At the end of the crocodile was the naughty little one—the charming little one, whose small oval face with the flashing green eyes always warmed Madame's heart. How old was the little Melisande ? Thirteen, it was said; though in some ways she seemed older, in some ways younger; sometimes almost a young woman, at others a charming child.

Melisande loitered at the end of the crocodile. Once she had stopped to talk to a young boy in a boat, and Sister Marie had been angry with her. Had the child suffered ? Madame hoped the children were not beaten for wanting to stay in the sunshine, for wanting to play like other children. Nuns were inclined to suspect sin in what a less holy woman would call childish naughtiness.

Now they were passing close to the inn and as they came level with the table at which Armand sat with the Englishman, something clattered to the ground. Madame stared. She saw that the little Melisande had been carrying her sabots and one had fallen from her hands and alighted right at the feet of the Englishman.

He picked it up. Melisande had broken from the ranks and turned back to retrieve her sabot. The Englishman rose, picked up the sabot and handed it to the child.

Madame could not resist the temptation to lean out of the window and listen.

Melisande had lifted her charming face and was looking at the Englishman with bold pleasure. "It was hot," she said. "I took off my sabots"

Madame thought that Melisande's eyes were like cool clear water with summer leaves reflected in it.

"Thank you, Monsieur," said Melisande. "I am sorry to have given you the trouble of picking it up."

He said stiffly in his English-French: "It is no trouble, Mademoiselle."

"You are English!" cried Melisande. "I speak English. The nuns teach me." Then she continued in his own tongue: "How do you do? It is hot to-day. Have you seen my book? Here is a picture of my grandmother." Then she laughed in that clear, joyous way which Madame was sure would be frowned on in the Convent.

The Englishman was smiling. It was the first time Madame had seen him smile.

Melisande stood, her bare feet apart, delighting in what must, to her, be an adventure. But she looked over her shoulder suddenly, for the inevitable had happened; it would have been whispered through the crocodile, from tail to head; and at the head were the Sisters Eugenie and Therese. Now they had stopped; they had seen. At least Eugenie had; Therese was peering about her in anxious concern.

Melisande gave up English and let out a flow of French. "I have seen you before, Monsieur. You always sit at this table. I smiled at you as I passed yesterday, but you did not smile at me. I live at the Convent. I wish I lived at the auberge. At the Convent it is lessons all the time." She wrinkled her short nose. "And prayers ... prayers ... prayers... . They hurt my knees."

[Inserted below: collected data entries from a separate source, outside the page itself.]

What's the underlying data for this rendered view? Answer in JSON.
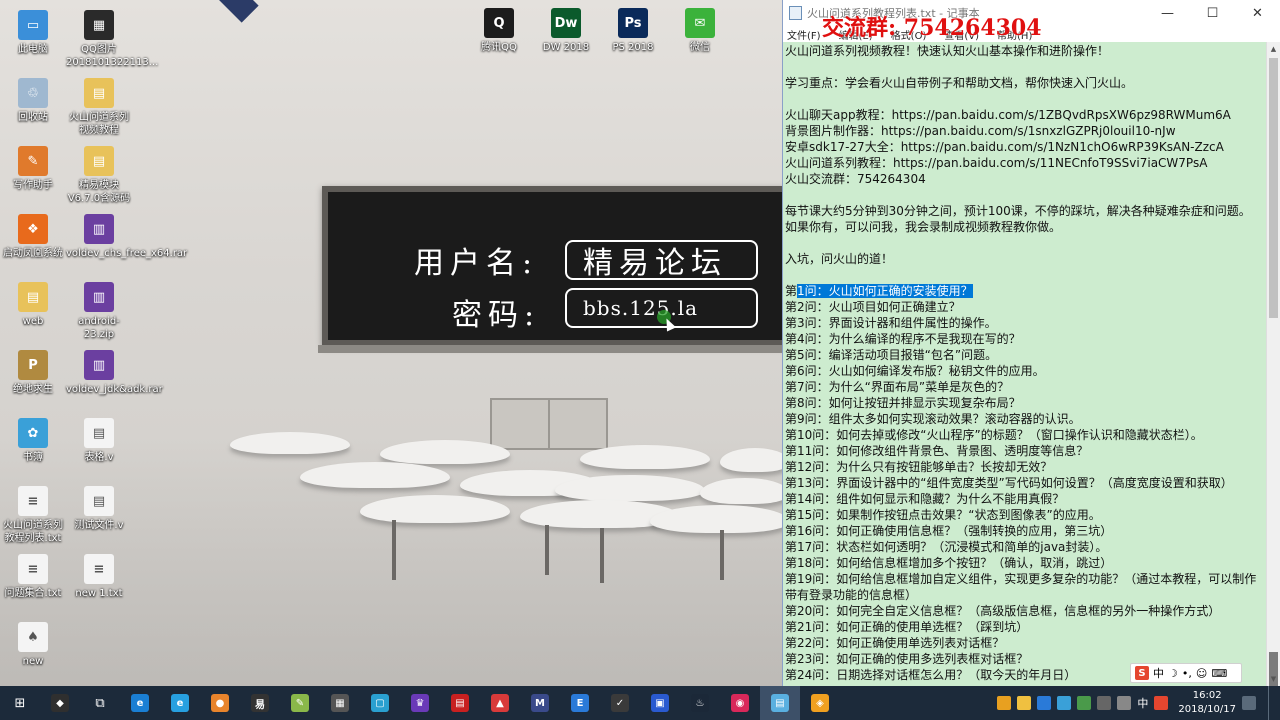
{
  "desktop": {
    "icons": [
      {
        "label": "此电脑",
        "color": "#3b8fd9",
        "glyph": "▭"
      },
      {
        "label": "QQ图片2018101322113...",
        "color": "#2a2a2a",
        "glyph": "▦"
      },
      {
        "label": "回收站",
        "color": "#9fb8d0",
        "glyph": "♲"
      },
      {
        "label": "火山问道系列视频教程",
        "color": "#e8c25a",
        "glyph": "▤"
      },
      {
        "label": "写作助手",
        "color": "#e07a2c",
        "glyph": "✎"
      },
      {
        "label": "精易模块V6.7.0含源码",
        "color": "#e8c25a",
        "glyph": "▤"
      },
      {
        "label": "启动凤凰系统",
        "color": "#e86a1c",
        "glyph": "❖"
      },
      {
        "label": "voldev_chs_free_x64.rar",
        "color": "#6b3fa0",
        "glyph": "▥"
      },
      {
        "label": "web",
        "color": "#e8c25a",
        "glyph": "▤"
      },
      {
        "label": "android-23.zip",
        "color": "#6b3fa0",
        "glyph": "▥"
      },
      {
        "label": "绝地求生",
        "color": "#b08a40",
        "glyph": "P"
      },
      {
        "label": "voldev_jdk&adk.rar",
        "color": "#6b3fa0",
        "glyph": "▥"
      },
      {
        "label": "书簿",
        "color": "#3aa0d8",
        "glyph": "✿"
      },
      {
        "label": "表格.v",
        "color": "#f4f4f4",
        "glyph": "▤"
      },
      {
        "label": "火山问道系列教程列表.txt",
        "color": "#f4f4f4",
        "glyph": "≡"
      },
      {
        "label": "测试文件.v",
        "color": "#f4f4f4",
        "glyph": "▤"
      },
      {
        "label": "问题集合.txt",
        "color": "#f4f4f4",
        "glyph": "≡"
      },
      {
        "label": "new 1.txt",
        "color": "#f4f4f4",
        "glyph": "≡"
      },
      {
        "label": "new",
        "color": "#f4f4f4",
        "glyph": "♠"
      }
    ],
    "top_icons": [
      {
        "label": "腾讯QQ",
        "color": "#1c1c1c",
        "glyph": "Q"
      },
      {
        "label": "DW 2018",
        "color": "#0b5a2c",
        "glyph": "Dw"
      },
      {
        "label": "PS 2018",
        "color": "#0a2a5a",
        "glyph": "Ps"
      },
      {
        "label": "微信",
        "color": "#3bb23b",
        "glyph": "✉"
      }
    ],
    "blackboard": {
      "username_label": "用户名:",
      "username_value": "精易论坛",
      "password_label": "密码:",
      "password_value": "bbs.125.la"
    }
  },
  "notepad": {
    "title": "火山问道系列教程列表.txt - 记事本",
    "overlay_text": "交流群: 754264304",
    "menu": [
      "文件(F)",
      "编辑(E)",
      "格式(O)",
      "查看(V)",
      "帮助(H)"
    ],
    "lines": [
      {
        "text": "火山问道系列视频教程！快速认知火山基本操作和进阶操作！"
      },
      {
        "text": ""
      },
      {
        "text": "学习重点：学会看火山自带例子和帮助文档，帮你快速入门火山。"
      },
      {
        "text": ""
      },
      {
        "text": "火山聊天app教程：https://pan.baidu.com/s/1ZBQvdRpsXW6pz98RWMum6A"
      },
      {
        "text": "背景图片制作器：https://pan.baidu.com/s/1snxzlGZPRj0louil10-nJw"
      },
      {
        "text": "安卓sdk17-27大全：https://pan.baidu.com/s/1NzN1chO6wRP39KsAN-ZzcA"
      },
      {
        "text": "火山问道系列教程：https://pan.baidu.com/s/11NECnfoT9SSvi7iaCW7PsA"
      },
      {
        "text": "火山交流群：754264304"
      },
      {
        "text": ""
      },
      {
        "text": "每节课大约5分钟到30分钟之间，预计100课，不停的踩坑，解决各种疑难杂症和问题。"
      },
      {
        "text": "如果你有，可以问我，我会录制成视频教程教你做。"
      },
      {
        "text": ""
      },
      {
        "text": "入坑，问火山的道！"
      },
      {
        "text": ""
      },
      {
        "prefix": "第",
        "selected": "1问：火山如何正确的安装使用？"
      },
      {
        "text": "第2问：火山项目如何正确建立？"
      },
      {
        "text": "第3问：界面设计器和组件属性的操作。"
      },
      {
        "text": "第4问：为什么编译的程序不是我现在写的？"
      },
      {
        "text": "第5问：编译活动项目报错“包名”问题。"
      },
      {
        "text": "第6问：火山如何编译发布版？秘钥文件的应用。"
      },
      {
        "text": "第7问：为什么“界面布局”菜单是灰色的？"
      },
      {
        "text": "第8问：如何让按钮并排显示实现复杂布局？"
      },
      {
        "text": "第9问：组件太多如何实现滚动效果？滚动容器的认识。"
      },
      {
        "text": "第10问：如何去掉或修改“火山程序”的标题？（窗口操作认识和隐藏状态栏）。"
      },
      {
        "text": "第11问：如何修改组件背景色、背景图、透明度等信息？"
      },
      {
        "text": "第12问：为什么只有按钮能够单击？长按却无效？"
      },
      {
        "text": "第13问：界面设计器中的“组件宽度类型”写代码如何设置？（高度宽度设置和获取）"
      },
      {
        "text": "第14问：组件如何显示和隐藏？为什么不能用真假？"
      },
      {
        "text": "第15问：如果制作按钮点击效果？“状态到图像表”的应用。"
      },
      {
        "text": "第16问：如何正确使用信息框？（强制转换的应用，第三坑）"
      },
      {
        "text": "第17问：状态栏如何透明？（沉浸模式和简单的java封装）。"
      },
      {
        "text": "第18问：如何给信息框增加多个按钮？（确认，取消，跳过）"
      },
      {
        "text": "第19问：如何给信息框增加自定义组件，实现更多复杂的功能？（通过本教程，可以制作带有登录功能的信息框）",
        "wrap": true
      },
      {
        "text": "第20问：如何完全自定义信息框？（高级版信息框，信息框的另外一种操作方式）"
      },
      {
        "text": "第21问：如何正确的使用单选框？（踩到坑）"
      },
      {
        "text": "第22问：如何正确使用单选列表对话框？"
      },
      {
        "text": "第23问：如何正确的使用多选列表框对话框？"
      },
      {
        "text": "第24问：日期选择对话框怎么用？（取今天的年月日）"
      }
    ],
    "ime_label": "中"
  },
  "taskbar": {
    "apps": [
      {
        "name": "start",
        "glyph": "⊞",
        "color": ""
      },
      {
        "name": "app-1",
        "glyph": "◆",
        "color": "#2f2f2f"
      },
      {
        "name": "task-view",
        "glyph": "⧉",
        "color": ""
      },
      {
        "name": "edge",
        "glyph": "e",
        "color": "#1a7fd4"
      },
      {
        "name": "ie",
        "glyph": "e",
        "color": "#27a0e0"
      },
      {
        "name": "app-2",
        "glyph": "●",
        "color": "#e8842c"
      },
      {
        "name": "app-3",
        "glyph": "易",
        "color": "#333333"
      },
      {
        "name": "notepad-plus",
        "glyph": "✎",
        "color": "#8ab84a"
      },
      {
        "name": "calculator",
        "glyph": "▦",
        "color": "#555555"
      },
      {
        "name": "app-4",
        "glyph": "▢",
        "color": "#2aa0d0"
      },
      {
        "name": "app-5",
        "glyph": "♛",
        "color": "#6a3ab8"
      },
      {
        "name": "app-6",
        "glyph": "▤",
        "color": "#c82020"
      },
      {
        "name": "app-7",
        "glyph": "▲",
        "color": "#d83a3a"
      },
      {
        "name": "app-8",
        "glyph": "M",
        "color": "#3a4a8a"
      },
      {
        "name": "app-9",
        "glyph": "E",
        "color": "#2a7ad8"
      },
      {
        "name": "app-10",
        "glyph": "✓",
        "color": "#3a3a3a"
      },
      {
        "name": "app-11",
        "glyph": "▣",
        "color": "#2a5ad0"
      },
      {
        "name": "steam",
        "glyph": "♨",
        "color": "#1b2838"
      },
      {
        "name": "app-12",
        "glyph": "◉",
        "color": "#d8285a"
      },
      {
        "name": "notepad",
        "glyph": "▤",
        "color": "#5ab0e0"
      },
      {
        "name": "app-13",
        "glyph": "◈",
        "color": "#f0a020"
      }
    ],
    "clock_time": "16:02",
    "clock_date": "2018/10/17",
    "input_indicator": "中"
  }
}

Eugenie called: "Melisande!"

"Yes, ma soeur." She was demure now; she had lowered her lids fringed with the blackest of lashes which helped to make the eyes such a startling green. Now she had composed her features and the eyes showed themselves. They were limpid with innocence. They seemed to ask, "But what have I done, ma soeur?"

"Put on your shoes at once."

"Yes, ma soeur"

"And join the others."

"It was so hot. I had a blister on my foot. See. I could no longer keep up, so ..."

"Pray join the others," said Sister Eugenie. "At once."

Melisande lingered long enough to throw a charming glance at the Englishman in which she included Armand. Armand, Madame knew well, had always been susceptible to feminine charm in old or young.

"Monsieur," said Eugenie, "I hope you will forgive this display of bad manners."

The Englishman began to explain in his laborious French. He did not think it was bad manners. The little girl had dropped her shoe and he had picked it up. She had thanked him quite charmingly. No, it was certainly not bad manners; it was the best of manners.